Evans Center for Implementation and Improvement Sciences (CIIS).
Pediatrics. 2023 Apr 1;151(4). doi: 10.1542/peds.2022-058975.
Social risk screening is recommended by the American Academy of Pediatrics, but this practice is underutilized in NICUs. To address this gap in social care, we aimed to increase rates of: (1) systematic social risk screening and (2) connection with community resources, each to ≥50% over a 14-month period.
We conducted a quality improvement initiative from November 2020 to January 2022. We adapted a screening tool and used Plan-Do-Study-Act cycles to integrate screening and referral to resources into clinical workflow. Primary outcome measures included the percentage of (1) families screened and (2) connection with resources. We examined screening by maternal race/ethnicity and primary language. Process measures were (1) time from admission to screening and (2) percentage of referrals provided to families reporting unmet needs and requesting assistance. We used statistical process control to assess change over time and χ2 tests to compare screening by race/ethnicity and language.
The rates of systematic screening increased from 0% to 49%. Among 103 families screened, 84% had ≥1, and 64% had ≥2 unmet needs, with a total of 221 needs reported. Education, employment, transportation, and food were the most common needs. Screening rates did not vary by race/ethnicity or language. Among families requesting assistance, 98% received referrals. The iterative improvement of a written resource guide and community partnerships led to increased rates of connection with resources from 21% to 52%.
Leveraging existing staff, our social risk screening and referral intervention built the capacity to address the high burden of unmet needs among NICU families.
美国儿科学会建议进行社会风险筛查,但新生儿重症监护病房(NICU)对此做法的利用率较低。为了解决这一社会关怀方面的差距,我们旨在在 14 个月内将以下两个方面的比率提高到≥50%:(1)系统的社会风险筛查,以及(2)与社区资源的联系。

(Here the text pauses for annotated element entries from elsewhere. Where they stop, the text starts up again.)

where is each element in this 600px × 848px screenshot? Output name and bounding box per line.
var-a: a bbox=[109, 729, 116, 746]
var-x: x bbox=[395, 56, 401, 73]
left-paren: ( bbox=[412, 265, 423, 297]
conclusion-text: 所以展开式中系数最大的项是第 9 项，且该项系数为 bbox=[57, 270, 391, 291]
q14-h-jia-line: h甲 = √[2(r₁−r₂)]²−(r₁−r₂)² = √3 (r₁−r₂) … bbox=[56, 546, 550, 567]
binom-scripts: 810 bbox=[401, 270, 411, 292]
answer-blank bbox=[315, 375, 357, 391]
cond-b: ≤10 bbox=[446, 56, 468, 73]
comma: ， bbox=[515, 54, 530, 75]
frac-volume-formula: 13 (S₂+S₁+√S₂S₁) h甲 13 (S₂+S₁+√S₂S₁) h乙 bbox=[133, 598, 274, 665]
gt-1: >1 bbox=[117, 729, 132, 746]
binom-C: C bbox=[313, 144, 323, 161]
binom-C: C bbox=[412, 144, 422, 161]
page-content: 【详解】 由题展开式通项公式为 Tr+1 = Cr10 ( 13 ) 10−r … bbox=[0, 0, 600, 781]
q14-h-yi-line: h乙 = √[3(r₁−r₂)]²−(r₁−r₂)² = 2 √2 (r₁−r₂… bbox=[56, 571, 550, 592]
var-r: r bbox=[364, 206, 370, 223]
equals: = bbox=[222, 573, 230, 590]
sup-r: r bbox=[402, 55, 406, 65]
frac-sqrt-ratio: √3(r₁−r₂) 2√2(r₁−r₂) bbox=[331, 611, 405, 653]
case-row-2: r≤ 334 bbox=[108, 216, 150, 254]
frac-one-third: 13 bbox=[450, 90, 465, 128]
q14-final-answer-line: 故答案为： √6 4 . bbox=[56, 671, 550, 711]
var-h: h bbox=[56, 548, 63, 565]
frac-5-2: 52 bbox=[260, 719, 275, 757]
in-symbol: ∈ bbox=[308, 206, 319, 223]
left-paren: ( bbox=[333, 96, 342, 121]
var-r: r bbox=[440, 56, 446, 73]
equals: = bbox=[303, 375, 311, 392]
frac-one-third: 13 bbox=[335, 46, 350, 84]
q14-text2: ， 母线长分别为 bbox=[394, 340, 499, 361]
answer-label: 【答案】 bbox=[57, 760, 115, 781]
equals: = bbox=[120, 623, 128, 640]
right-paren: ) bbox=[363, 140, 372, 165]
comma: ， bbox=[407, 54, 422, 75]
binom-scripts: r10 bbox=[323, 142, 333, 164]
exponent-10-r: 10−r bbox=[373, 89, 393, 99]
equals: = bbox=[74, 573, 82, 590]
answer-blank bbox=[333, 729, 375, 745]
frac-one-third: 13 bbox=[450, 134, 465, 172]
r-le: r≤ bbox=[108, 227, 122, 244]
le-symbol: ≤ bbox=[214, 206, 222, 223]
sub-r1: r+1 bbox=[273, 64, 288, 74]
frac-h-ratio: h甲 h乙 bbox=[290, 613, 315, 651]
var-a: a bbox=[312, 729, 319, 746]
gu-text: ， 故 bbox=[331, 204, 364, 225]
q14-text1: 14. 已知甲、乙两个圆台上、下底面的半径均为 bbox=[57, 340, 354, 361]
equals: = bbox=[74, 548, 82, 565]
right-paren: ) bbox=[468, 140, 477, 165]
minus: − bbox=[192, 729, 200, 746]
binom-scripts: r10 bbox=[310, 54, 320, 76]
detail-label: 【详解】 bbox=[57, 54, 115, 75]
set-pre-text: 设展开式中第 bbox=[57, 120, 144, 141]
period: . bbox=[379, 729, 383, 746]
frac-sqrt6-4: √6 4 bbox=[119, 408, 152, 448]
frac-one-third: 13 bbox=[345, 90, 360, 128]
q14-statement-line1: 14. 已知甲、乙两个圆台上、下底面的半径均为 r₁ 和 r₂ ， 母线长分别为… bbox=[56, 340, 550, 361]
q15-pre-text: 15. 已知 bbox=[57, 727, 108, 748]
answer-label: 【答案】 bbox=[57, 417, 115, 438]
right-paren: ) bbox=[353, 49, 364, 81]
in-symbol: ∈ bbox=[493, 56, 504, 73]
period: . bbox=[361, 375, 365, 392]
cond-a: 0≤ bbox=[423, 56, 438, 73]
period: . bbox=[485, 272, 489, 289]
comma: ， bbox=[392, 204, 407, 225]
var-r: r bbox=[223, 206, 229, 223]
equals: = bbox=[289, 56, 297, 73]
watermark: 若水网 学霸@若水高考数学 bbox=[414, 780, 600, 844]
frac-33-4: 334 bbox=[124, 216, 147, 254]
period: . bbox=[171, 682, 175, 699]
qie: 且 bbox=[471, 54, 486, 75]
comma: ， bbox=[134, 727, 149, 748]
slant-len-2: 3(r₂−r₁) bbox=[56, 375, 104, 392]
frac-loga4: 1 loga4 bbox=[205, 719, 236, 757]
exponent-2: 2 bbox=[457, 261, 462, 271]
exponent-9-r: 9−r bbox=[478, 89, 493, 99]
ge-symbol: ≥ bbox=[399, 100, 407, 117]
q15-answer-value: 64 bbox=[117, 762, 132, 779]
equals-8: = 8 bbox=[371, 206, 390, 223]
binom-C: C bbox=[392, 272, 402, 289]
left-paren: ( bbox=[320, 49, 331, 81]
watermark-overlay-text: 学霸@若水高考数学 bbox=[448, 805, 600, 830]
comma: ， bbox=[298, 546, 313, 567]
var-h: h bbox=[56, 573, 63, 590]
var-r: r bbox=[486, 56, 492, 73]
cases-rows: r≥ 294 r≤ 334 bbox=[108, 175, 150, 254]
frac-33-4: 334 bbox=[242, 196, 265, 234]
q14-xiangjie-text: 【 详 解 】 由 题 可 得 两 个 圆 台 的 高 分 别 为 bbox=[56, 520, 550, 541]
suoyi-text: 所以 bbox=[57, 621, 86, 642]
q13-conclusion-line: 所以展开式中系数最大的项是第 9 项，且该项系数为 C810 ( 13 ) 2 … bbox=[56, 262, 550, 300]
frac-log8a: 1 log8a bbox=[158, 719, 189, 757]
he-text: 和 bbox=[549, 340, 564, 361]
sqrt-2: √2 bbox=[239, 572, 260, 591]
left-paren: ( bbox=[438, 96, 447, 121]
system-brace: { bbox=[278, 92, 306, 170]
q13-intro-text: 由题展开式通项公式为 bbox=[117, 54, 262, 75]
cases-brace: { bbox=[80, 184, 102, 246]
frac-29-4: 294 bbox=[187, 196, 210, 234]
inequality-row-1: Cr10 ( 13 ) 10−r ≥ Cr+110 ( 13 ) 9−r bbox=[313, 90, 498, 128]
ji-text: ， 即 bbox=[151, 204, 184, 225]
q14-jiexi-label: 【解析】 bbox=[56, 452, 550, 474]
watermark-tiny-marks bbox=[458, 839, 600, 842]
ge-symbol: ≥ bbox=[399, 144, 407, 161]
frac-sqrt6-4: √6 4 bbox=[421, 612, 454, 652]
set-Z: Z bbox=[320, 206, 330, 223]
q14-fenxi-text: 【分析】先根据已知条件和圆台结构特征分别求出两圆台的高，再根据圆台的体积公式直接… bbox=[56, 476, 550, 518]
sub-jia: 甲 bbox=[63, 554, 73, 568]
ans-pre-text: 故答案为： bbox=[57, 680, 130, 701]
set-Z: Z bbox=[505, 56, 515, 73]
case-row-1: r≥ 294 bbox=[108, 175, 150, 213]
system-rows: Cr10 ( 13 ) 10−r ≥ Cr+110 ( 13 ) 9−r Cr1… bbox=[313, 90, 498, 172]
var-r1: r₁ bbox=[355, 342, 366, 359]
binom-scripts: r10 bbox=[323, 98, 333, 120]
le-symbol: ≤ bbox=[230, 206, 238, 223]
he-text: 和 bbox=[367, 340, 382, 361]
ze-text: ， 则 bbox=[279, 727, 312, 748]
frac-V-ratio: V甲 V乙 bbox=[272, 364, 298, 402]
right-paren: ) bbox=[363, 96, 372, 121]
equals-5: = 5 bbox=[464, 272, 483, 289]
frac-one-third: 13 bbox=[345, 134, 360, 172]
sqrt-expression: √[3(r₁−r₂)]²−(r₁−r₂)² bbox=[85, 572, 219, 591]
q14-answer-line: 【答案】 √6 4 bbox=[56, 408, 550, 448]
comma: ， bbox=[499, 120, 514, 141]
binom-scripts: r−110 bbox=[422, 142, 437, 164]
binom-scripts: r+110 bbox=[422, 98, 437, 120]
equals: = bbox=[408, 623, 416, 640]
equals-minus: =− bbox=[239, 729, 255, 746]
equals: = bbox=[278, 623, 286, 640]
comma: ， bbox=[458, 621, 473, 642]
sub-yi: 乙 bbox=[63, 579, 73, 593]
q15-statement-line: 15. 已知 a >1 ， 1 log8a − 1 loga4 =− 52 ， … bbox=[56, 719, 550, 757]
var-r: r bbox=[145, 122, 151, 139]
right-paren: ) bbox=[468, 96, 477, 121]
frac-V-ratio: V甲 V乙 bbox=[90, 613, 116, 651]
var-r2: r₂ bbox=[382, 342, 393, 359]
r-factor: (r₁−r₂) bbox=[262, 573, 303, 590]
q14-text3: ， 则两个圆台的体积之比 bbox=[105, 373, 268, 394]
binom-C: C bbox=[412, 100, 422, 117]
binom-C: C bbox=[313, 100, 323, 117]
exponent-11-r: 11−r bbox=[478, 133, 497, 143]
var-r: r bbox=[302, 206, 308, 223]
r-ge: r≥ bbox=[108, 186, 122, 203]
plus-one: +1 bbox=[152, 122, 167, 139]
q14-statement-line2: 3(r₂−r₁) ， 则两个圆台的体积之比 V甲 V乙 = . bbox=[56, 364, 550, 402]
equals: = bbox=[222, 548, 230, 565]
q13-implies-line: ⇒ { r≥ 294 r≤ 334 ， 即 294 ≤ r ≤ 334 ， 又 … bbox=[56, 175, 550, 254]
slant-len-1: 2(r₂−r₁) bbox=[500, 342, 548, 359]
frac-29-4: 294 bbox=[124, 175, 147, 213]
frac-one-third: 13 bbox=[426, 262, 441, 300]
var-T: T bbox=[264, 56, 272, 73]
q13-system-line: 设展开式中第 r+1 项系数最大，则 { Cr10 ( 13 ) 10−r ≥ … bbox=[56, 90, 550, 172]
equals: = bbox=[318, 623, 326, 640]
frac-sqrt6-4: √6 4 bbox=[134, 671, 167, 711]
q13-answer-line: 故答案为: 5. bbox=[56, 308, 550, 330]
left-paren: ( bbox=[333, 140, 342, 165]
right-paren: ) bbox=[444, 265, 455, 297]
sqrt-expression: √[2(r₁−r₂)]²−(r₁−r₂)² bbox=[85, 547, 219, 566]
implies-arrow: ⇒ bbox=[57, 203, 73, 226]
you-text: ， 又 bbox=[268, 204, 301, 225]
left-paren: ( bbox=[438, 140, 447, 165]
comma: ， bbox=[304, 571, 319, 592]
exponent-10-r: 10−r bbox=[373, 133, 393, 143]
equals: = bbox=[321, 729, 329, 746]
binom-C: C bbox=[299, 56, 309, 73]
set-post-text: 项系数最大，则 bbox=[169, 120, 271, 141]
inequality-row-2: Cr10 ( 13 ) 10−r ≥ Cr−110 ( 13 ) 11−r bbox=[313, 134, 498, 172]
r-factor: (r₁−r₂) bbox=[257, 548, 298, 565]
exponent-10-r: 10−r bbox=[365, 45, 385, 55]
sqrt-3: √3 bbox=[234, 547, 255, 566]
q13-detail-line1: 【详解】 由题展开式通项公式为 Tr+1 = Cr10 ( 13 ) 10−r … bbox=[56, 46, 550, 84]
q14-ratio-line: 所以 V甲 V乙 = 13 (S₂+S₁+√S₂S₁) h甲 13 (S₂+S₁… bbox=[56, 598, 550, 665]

我们在 2020 年 11 月至 2022 年 1 月期间开展了一项质量改进计划。我们对筛查工具进行了调整,并采用计划-执行-研究-行动循环法,将筛查和资源转介纳入临床工作流程。主要结果衡量指标包括(1)接受筛查的家庭比例,以及(2)与资源建立联系的家庭比例。我们考察了母亲的种族/族裔和主要语言对筛查的影响。过程衡量指标包括(1)从入院到筛查的时间,以及(2)向报告未满足需求并请求援助的家庭提供转介的比例。我们使用统计过程控制来评估随时间的变化,并用 χ2 检验来比较种族/族裔和语言对筛查的影响。
系统筛查的比率从 0%增加到 49%。在接受筛查的 103 个家庭中,84%有≥1 项未满足的需求,64%有≥2 项未满足的需求,共报告了 221 项需求。教育、就业、交通和食品是最常见的需求。筛查率不受种族/族裔或语言的影响。在请求援助的家庭中,98%都获得了转介。通过迭代改进书面资源指南和社区合作伙伴关系,与资源建立联系的比率从 21%提高到 52%。
利用现有的员工,我们的社会风险筛查和转介干预措施提高了满足 NICU 家庭高未满足需求的能力。